Start with: Chapter 3 (Common Families of Distributions) for exponential family theory, Chapter 7 (Point Estimation) for MLE properties.
3. Christopher M. Bishop, Pattern Recognition and Machine Learning (Springer, 2006)
The bridge between statistical theory and machine learning practice. Bishop's Chapters 1-2 develop probability distributions, Bayesian inference, and MLE in the specific context of ML models — making explicit the connections that traditional statistics textbooks leave implicit. His treatment of the exponential family (Section 2.4) and Bayesian model comparison (Section 3.4) are particularly relevant to this chapter. The graphical models coverage (Chapters 8-9) extends the conditional independence concepts introduced here. Though published in 2006, the mathematical foundations are timeless, and his Bayesian perspective on ML remains deeply influential.
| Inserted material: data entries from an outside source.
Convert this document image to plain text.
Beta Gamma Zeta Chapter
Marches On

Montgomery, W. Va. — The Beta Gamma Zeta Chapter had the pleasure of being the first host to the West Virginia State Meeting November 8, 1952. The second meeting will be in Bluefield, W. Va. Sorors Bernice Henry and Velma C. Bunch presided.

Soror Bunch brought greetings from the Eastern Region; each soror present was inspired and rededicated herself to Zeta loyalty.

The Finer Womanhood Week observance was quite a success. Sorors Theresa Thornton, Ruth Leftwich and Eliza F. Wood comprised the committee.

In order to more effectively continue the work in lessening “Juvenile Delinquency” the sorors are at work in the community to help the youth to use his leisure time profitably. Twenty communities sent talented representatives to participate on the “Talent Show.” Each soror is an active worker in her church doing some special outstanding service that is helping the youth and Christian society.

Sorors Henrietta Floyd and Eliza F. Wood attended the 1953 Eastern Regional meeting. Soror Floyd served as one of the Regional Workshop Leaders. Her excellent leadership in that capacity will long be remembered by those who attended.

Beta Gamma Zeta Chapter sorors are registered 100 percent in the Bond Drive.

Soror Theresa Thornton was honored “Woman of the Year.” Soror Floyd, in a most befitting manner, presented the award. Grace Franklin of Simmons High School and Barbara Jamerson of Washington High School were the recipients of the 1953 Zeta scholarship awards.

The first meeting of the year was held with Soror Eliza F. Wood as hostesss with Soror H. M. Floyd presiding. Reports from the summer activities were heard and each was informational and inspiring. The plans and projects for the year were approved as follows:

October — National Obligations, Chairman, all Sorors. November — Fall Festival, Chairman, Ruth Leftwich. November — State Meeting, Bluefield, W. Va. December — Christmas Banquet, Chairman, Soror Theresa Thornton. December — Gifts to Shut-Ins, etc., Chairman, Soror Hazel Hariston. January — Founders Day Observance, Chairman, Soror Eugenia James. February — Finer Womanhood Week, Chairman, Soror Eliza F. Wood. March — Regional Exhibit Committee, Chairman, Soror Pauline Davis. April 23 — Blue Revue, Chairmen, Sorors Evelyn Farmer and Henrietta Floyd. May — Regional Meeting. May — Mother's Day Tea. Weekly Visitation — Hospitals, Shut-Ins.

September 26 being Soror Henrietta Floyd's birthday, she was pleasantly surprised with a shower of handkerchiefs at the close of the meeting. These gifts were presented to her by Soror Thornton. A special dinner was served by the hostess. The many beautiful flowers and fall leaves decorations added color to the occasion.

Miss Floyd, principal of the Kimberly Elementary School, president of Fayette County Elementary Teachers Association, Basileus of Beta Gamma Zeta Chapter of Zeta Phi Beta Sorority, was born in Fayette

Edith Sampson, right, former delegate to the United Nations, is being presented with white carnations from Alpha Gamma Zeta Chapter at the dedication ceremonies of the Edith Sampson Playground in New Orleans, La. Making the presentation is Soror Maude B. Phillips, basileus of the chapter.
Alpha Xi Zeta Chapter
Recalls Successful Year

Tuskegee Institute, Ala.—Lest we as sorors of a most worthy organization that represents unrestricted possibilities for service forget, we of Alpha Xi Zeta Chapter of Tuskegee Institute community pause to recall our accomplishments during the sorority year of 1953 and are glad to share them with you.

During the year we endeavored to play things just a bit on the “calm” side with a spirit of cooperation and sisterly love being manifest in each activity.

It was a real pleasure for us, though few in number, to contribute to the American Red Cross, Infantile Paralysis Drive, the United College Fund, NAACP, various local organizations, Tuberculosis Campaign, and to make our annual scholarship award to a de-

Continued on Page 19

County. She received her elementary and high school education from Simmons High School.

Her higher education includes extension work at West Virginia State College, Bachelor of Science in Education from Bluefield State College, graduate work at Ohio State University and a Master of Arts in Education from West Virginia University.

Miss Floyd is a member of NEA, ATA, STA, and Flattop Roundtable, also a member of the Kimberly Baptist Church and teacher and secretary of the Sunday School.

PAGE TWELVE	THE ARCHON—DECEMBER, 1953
Start with: Chapter 1 (Introduction, especially 1.2 on probability theory), Chapter 2 (Probability Distributions), Section 3.3 (Bayesian Linear Regression as a worked example).
4. Art B. Owen, Monte Carlo Theory, Methods and Examples (2013, available at statweb.stanford.edu)
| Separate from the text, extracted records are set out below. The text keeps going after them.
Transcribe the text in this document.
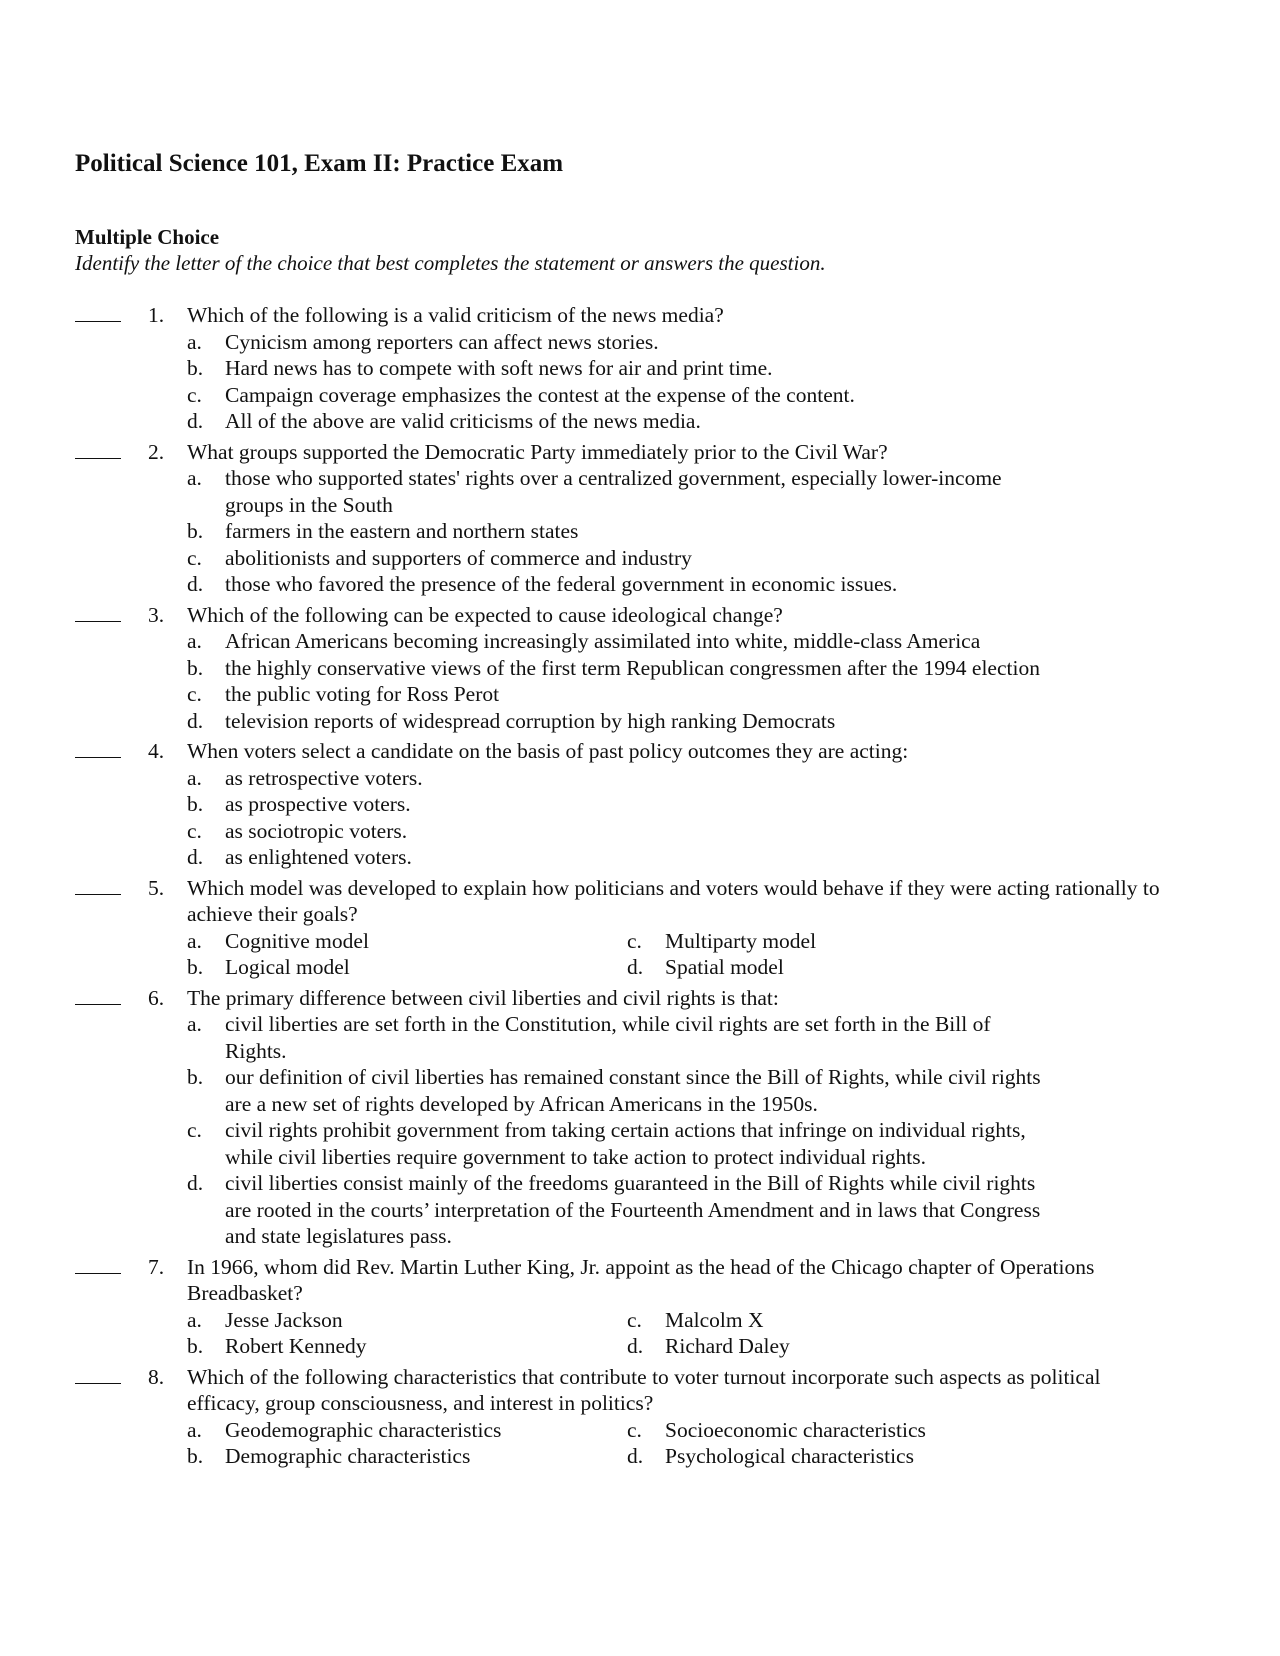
Political Science 101, Exam II: Practice Exam
Multiple Choice
Identify the letter of the choice that best completes the statement or answers the question.
1.	Which of the following is a valid criticism of the news media?
a. Cynicism among reporters can affect news stories.
b. Hard news has to compete with soft news for air and print time.
c. Campaign coverage emphasizes the contest at the expense of the content.
d. All of the above are valid criticisms of the news media.
2.	What groups supported the Democratic Party immediately prior to the Civil War?
a. those who supported states' rights over a centralized government, especially lower-income groups in the South
b. farmers in the eastern and northern states
c. abolitionists and supporters of commerce and industry
d. those who favored the presence of the federal government in economic issues.
3.	Which of the following can be expected to cause ideological change?
a. African Americans becoming increasingly assimilated into white, middle-class America
b. the highly conservative views of the first term Republican congressmen after the 1994 election
c. the public voting for Ross Perot
d. television reports of widespread corruption by high ranking Democrats
4.	When voters select a candidate on the basis of past policy outcomes they are acting:
a. as retrospective voters.
b. as prospective voters.
c. as sociotropic voters.
d. as enlightened voters.
5.	Which model was developed to explain how politicians and voters would behave if they were acting rationally to achieve their goals?
a. Cognitive model	c. Multiparty model
b. Logical model	d. Spatial model
6.	The primary difference between civil liberties and civil rights is that:
a. civil liberties are set forth in the Constitution, while civil rights are set forth in the Bill of Rights.
b. our definition of civil liberties has remained constant since the Bill of Rights, while civil rights are a new set of rights developed by African Americans in the 1950s.
c. civil rights prohibit government from taking certain actions that infringe on individual rights, while civil liberties require government to take action to protect individual rights.
d. civil liberties consist mainly of the freedoms guaranteed in the Bill of Rights while civil rights are rooted in the courts’ interpretation of the Fourteenth Amendment and in laws that Congress and state legislatures pass.
7.	In 1966, whom did Rev. Martin Luther King, Jr. appoint as the head of the Chicago chapter of Operations Breadbasket?
a. Jesse Jackson	c. Malcolm X
b. Robert Kennedy	d. Richard Daley
8.	Which of the following characteristics that contribute to voter turnout incorporate such aspects as political efficacy, group consciousness, and interest in politics?
a. Geodemographic characteristics	c. Socioeconomic characteristics
b. Demographic characteristics	d. Psychological characteristics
A comprehensive reference on Monte Carlo methods, freely available online. Owen covers basic Monte Carlo, importance sampling, stratified sampling, and variance reduction techniques at a level of rigor and depth that no other source matches. Chapters 2-3 (Basic Monte Carlo and Variance Reduction) extend the introduction in Section 3.12 of this chapter. Chapter 9 (Importance Sampling) provides the theoretical foundation for understanding when importance sampling works and when it fails catastrophically — essential background for the variational inference methods in Part IV. The bootstrap is covered in Chapter 7 with careful attention to the conditions under which it provides valid inference.
Start with: Chapter 2 (Basic Monte Carlo) for foundations, Chapter 9 (Importance Sampling) for the theory behind the technique introduced in this chapter.
5. Bradley Efron and Trevor Hastie, Computer Age Statistical Inference: Algorithms, Evidence, and Data Science (Cambridge, 2016)
A masterful synthesis by two of the most influential statisticians of the past fifty years. This book traces the intellectual arc from frequentist to Bayesian to computational methods, showing how the field evolved and why. Chapter 11 (Bootstrap Confidence Intervals) is the definitive practical guide — it covers the percentile method, the BCa method, and the conditions under which each is appropriate. Chapter 20 (Bayesian Inference and MCMC) contextualizes Bayesian methods within the broader history of statistical inference. What makes this book exceptional is its focus on why methods work and when they break — exactly the Understanding Why theme of this textbook.
Start with: Chapter 11 (Bootstrap) for practical guidance, Chapter 20 (Bayesian Inference) for historical and conceptual context, Chapters 1-2 for a beautiful overview of how classical and modern statistics relate.